# Forum Home Renovation Heating & Cooling  vulcan powerhouse central heating - cutting out

## msman

hey all,
we have a vulcan powerhouse 80 central heating unit, model: 9047.
the problem,
turn it on in the morning and it runs perfect for the first 2-3 hours then the flame cuts out and the fan keeps going, will not turn off unless you cut the power i.e. pull the plug.
while fan is going, turn the thermostat off and on again after about 10 mins and the flame comes on and you have heat but it blows cold again after 15odd mins, you do the same thing again turn thermostat off and on with 10 mins in between and again heat for 15 mins and so on. 
any help is appreciated.

----------


## Sturdee

The answer is simple, call a serviceman. Playing with gas and electricity at the same time is a recipe for a major explosion.  
Peter.

----------


## msman

perhaps i should of added that i'am an mechatronics engineer and dad is a electrician with over 20 years experiance.
and if general sense is used you won't blow anything, i.e. not touching the gas in any way, turn it off when doing any tests etc. 
and i posted just to find out if there was any common faults in these units. 
any way we found that one of the relays has had it, it was kicking in before but is now completely gone.
any one know where i would be able to get a replacement?
relay part number SS-124L
or even the entire pcb poard. 
cheers

----------


## silentC

This would be a good starting point: http://www.ilecheating.com.au/entry_...try_frames.asp

----------


## Terrian

powerhouse 80 (or 100) is what I was sort of looking at (2nd hand) to replace our current unit, but have not been able to find any details on them, number of point, energy rating blah blah blah (errr, current unit is an indoor model, approx 20 years old that has a minus 3 rating I think  :Smilie:  
anyone have any info on these Vulcan heaters ? 
bye

----------


## OBBob

I have a vulcan powerhouse 120 Eco. It's 5.5 stars. Has been great except for the stupid wireless remote that doesn't always get the signal across to the receiver, however was 2nd hand, so has been OK considering.  
I had a low effeciency Stadt previously and I would definately recomed going the extra few bucks for a high efficiency unit.  
I have the manual for my model. Private message me if it will help you.

----------


## Terrian

Thanks for the offer OBBob, but if your manual is for the 120 series I doubt it would have the ratings for the 80 or 100 series, damned if I can find any info on the net about the 80 or 100 series  :Frown:

----------


## droog

Hi Terrian 
I have a powerhouse 120 but still have the information and installation manuals for it. It also includes the powerhouse 80, 100 as well as some other models. 
Have scanned in the specifications for the models, if you need other info let me know and I will see if I can help.

----------


## Terrian

> Hi Terrian 
> I have a powerhouse 120 but still have the information and installation manuals for it. It also includes the powerhouse 80, 100 as well as some other models. 
> Have scanned in the specifications for the models, if you need other info let me know and I will see if I can help.

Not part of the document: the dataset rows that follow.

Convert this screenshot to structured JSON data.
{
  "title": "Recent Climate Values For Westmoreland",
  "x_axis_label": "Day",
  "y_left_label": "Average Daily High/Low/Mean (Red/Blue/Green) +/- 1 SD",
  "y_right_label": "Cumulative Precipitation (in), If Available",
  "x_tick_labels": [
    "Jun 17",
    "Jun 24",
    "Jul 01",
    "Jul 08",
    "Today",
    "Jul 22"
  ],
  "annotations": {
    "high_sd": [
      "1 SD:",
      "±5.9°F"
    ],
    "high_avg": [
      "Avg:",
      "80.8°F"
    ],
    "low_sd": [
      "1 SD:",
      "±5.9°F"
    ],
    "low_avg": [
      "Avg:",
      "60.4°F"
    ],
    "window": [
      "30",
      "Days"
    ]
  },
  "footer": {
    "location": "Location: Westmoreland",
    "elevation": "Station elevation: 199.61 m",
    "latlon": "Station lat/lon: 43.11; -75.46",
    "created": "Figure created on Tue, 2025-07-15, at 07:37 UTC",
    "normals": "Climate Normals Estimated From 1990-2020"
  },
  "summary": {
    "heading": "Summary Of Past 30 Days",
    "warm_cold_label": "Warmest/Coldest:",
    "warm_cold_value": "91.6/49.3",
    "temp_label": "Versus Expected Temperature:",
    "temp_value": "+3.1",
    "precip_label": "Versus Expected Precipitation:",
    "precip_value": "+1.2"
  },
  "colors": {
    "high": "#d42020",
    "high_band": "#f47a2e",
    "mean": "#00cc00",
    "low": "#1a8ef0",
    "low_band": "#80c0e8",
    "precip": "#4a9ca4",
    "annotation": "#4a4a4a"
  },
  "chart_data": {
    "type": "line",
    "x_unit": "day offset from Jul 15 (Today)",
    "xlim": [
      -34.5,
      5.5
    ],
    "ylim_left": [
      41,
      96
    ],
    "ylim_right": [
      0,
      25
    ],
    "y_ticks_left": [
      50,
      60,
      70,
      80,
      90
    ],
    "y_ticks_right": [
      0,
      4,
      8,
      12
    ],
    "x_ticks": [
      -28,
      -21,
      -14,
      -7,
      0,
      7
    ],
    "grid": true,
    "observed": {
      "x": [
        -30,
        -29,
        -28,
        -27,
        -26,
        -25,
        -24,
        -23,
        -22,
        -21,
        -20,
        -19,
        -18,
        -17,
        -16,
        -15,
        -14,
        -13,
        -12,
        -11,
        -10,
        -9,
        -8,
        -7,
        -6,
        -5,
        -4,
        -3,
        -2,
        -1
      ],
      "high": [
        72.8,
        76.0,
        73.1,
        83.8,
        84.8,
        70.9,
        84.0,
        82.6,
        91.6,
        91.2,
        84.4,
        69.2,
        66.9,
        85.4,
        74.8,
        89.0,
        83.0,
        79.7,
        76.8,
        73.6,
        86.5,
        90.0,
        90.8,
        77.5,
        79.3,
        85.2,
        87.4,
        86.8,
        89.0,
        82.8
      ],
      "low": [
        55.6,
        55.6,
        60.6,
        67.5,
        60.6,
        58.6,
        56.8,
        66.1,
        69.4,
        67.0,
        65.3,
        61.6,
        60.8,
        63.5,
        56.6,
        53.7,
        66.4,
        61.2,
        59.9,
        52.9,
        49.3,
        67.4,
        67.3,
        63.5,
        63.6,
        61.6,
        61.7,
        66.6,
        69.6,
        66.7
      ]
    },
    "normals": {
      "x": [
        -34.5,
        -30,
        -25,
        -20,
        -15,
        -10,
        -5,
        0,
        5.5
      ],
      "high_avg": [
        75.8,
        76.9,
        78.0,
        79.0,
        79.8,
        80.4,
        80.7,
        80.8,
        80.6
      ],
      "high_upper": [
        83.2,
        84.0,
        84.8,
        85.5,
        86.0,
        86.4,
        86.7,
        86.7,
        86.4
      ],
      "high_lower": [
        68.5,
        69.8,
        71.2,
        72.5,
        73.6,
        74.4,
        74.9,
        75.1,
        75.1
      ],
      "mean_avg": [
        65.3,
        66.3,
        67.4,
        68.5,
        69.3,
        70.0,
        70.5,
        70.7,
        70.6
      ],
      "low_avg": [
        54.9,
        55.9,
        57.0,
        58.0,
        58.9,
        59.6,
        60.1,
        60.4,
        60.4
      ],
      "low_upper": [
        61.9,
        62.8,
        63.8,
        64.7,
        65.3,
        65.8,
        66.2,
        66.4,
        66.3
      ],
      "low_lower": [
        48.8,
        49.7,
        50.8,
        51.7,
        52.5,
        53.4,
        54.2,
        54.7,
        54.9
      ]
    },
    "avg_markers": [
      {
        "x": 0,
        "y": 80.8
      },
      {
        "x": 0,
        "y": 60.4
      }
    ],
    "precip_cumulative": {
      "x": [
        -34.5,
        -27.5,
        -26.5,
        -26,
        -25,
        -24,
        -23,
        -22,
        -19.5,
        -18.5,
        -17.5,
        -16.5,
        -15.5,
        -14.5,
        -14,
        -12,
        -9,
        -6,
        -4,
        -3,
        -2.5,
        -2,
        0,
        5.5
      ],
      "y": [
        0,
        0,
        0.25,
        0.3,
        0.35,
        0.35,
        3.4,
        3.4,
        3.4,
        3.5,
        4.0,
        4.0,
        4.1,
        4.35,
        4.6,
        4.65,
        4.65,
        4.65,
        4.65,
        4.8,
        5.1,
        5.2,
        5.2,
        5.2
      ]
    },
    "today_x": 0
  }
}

  fantastic, ummmm, any chance of a larger scan, these poor old eyes just cant read that  :Frown:  
I see you are in eastern suburbs, close to Ringwood are perhaps ? 
Any chance you could post a copy to me (or pick up) (I am not to far from Ringwood) ? 
thanks

----------


## droog

Hi Terrian, 
Please read the PM I sent to you.

----------


## Terrian

> Hi Terrian, 
> Please read the PM I sent to you.

  
got it, and replied, thanks

----------


## bundy308

> Hi Terrian 
> I have a powerhouse 120 but still have the information and installation manuals for it. It also includes the powerhouse 80, 100 as well as some other models. 
> Have scanned in the specifications for the models, if you need other info let me know and I will see if I can help.

  Hi I wonder if you can email me a copy of the manual please to cathade@bigpond.com  Thanks

----------